The law on debt moratorium does not condone debts or the payment of obligations. It merely suspends collection and payment. The right to such suspension may be invoked by the debtor; but he may also waive or renounce it. (Araneta vs. Marta Ciu Vda. de Samson, 85 Phil., 47 Off., Gaz., 2849.

It therefore, appears that the moratorium law has merely the effect of suspending the collection or payment of the obligation. It does not condone the debt. Inasmuch as the interest is but an accessory to the obligation, the same must be deemed affected in the same manner. The accessory follows the principal. The moratorium order is couched in clear terms. It say that the enforcement of the payment of a debt or other monetary obligation "is temporarily suspended pending action by the Commonwealth Government." When the law is clear there is no room for interpretation.

If appellees had wanted to avoid liability for all the interest that had fallen due on their debt to appellant during the time that the Moratorium Law was in effect, they could have renounced the benefits of said law and pay the obligation, or, in the very least, paid the interests as they accrued.

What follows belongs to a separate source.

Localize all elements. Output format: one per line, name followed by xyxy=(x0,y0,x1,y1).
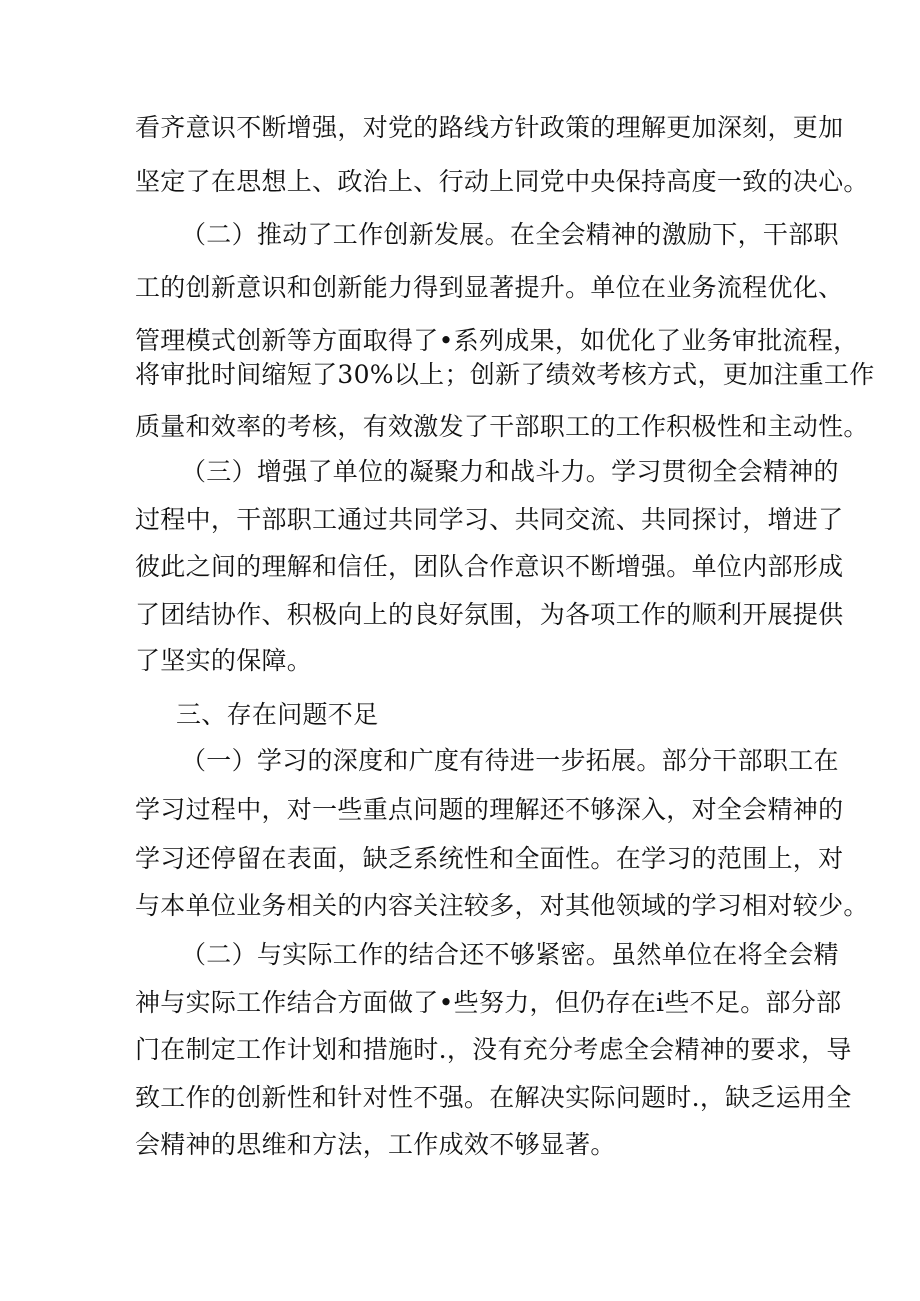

Not having done either, they are legally bound to pay not only the principal obligation but all interests that had fallen due thereon pursuant to the terms of their contract with appellant.

As neither the letter Exhibit "10" nor the debt moratorium law operated to excuse or exempt appellees from their contractual obligation to pay appellant all the interests that had accrued on the obligation in question, appellees should abide by their obligation voluntarily assumed to pay said interests.

Considering, however, that no bad faith is imputed to the debtors; that payment could not be made during the war years, even if the debtor had so desired, because the creditor was a British company and an enemy vis a vis the belligerent occupant of the Islands at the time; that the creditor was indirectly benefited by the debtor's inaction, thereby avoiding payment in military scrip; and that both under Article 1172 of the new Civil Code and Article 1103 of the old Code, the Courts have power to regulate or moderate the liability arising from negligence of a debtor, we think it equitable to reduce the interest by eliminating that which accrued during the war years, as well as to limit the attorneys' fees to 10% of the total amount of the judgment, this case presenting no unusual difficulty.

Wherefore, the judgment appealed from is modified in the sense that in addition to the P9,500.49 already awarded, appellees are ordered to pay the stipulated rate at 8% interest per annum on said amount of P9,500.49, from and after August 6, 1945 until full payment, plus 10% of the total judgment as attorneys' fees. Costs against defendants-appellees.

Paras, C.J., Bengzon, Padilla, Montemayor, Bautista Angelo, Labrador, Concepcion, Endencia, Barrera and Gutierrez David, JJ., concur.